NEVADA COUNTY (CBS13) — The Nevada County Sheriff’s Office will now team up a licensed therapist with a deputy to respond to certain 911 calls that are not crime-related.
Sheriff Shannan Moon plans to launch the new mobile crisis team by the end of the year.READ MORE: Search On For Suspect In Armed Robbery Outside Stockton Dispensary
“It’s exciting because it is a big deal,” Sheriff Moon said.
Dispatchers will assign some non-criminal, mental health calls to a deputy and therapist paired up in a patrol car.
“The deputy sheriff is there to provide that scene security and safety,” Sheriff Moon said. “The clinician is there to provide the services, the referrals and the assessments.”
The pilot program is in response to calls for change across the country in policing. Moon says it will reduce the risk of deadly confrontations with people in mental health crisis.READ MORE: VIDEO: Yosemite Falls Flows Again After Bomb Cyclone-Fueled Atmospheric River
“Those things will decrease when you bring a more effective tool, potentially,” Sheriff Moon said.

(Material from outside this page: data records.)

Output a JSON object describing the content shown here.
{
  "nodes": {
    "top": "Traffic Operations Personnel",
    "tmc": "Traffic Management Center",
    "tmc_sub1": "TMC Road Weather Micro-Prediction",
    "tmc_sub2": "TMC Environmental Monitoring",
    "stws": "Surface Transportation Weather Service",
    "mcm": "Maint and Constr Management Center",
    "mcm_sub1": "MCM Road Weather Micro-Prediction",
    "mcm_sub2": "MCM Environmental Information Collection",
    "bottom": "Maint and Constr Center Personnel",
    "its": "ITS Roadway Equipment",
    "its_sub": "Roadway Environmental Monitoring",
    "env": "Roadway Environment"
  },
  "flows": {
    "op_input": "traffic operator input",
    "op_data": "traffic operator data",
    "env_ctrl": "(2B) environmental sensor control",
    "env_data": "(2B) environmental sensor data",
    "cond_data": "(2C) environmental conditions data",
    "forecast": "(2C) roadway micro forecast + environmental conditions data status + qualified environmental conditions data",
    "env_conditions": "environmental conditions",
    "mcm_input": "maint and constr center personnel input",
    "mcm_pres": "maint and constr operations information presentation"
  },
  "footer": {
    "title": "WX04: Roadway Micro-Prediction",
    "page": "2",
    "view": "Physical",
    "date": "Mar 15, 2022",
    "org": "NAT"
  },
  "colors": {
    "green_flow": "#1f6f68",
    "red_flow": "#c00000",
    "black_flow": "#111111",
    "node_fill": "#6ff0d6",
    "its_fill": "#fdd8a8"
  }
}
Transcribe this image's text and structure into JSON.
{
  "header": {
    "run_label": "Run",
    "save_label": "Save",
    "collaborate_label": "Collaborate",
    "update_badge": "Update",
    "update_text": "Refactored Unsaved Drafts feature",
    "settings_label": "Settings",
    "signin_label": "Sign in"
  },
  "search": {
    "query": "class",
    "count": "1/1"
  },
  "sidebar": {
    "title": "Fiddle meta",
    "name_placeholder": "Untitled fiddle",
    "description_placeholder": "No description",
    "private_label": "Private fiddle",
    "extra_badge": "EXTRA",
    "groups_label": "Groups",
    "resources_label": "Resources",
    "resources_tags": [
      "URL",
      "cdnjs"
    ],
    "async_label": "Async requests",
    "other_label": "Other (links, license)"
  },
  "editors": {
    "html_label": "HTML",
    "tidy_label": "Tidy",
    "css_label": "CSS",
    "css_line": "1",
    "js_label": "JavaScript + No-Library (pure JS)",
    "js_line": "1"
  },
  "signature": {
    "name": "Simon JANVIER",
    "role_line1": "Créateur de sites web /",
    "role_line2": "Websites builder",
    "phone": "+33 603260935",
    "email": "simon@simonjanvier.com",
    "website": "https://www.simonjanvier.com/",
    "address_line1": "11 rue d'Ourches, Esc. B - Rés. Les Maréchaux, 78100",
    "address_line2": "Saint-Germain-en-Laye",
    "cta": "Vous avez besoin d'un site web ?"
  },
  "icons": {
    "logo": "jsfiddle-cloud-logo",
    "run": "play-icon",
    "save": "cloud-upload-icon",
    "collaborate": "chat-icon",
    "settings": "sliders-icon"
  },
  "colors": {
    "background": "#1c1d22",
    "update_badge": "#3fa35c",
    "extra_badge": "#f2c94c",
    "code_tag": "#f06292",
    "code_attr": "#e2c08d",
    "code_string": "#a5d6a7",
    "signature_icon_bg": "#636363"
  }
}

“We’re running about 180 assessments a month,” Todd Arvidson, the General Manager of the Nevada County Crisis Stabilization Unit, said.
Inside the Nevada County Behavioral Health nerve center, Arvidson says mental health cases have been more severe than ever during the pandemic. Having a therapist arrive on the scene of a 911 call will help patients who could otherwise be fearful of a law enforcement response.
“When you have law enforcement engage individuals, some people believe they’re going to be punished, or incarcerated, and that’s not the message we want to give,” Arvidson said.MORE NEWS: 1 Person Killed In Apparent High-Speed Crash On Elverta Road Near Gibson Ranch
A new approach in Nevada County. Therapists joining the sheriff’s department, helping to handle threats to public safety.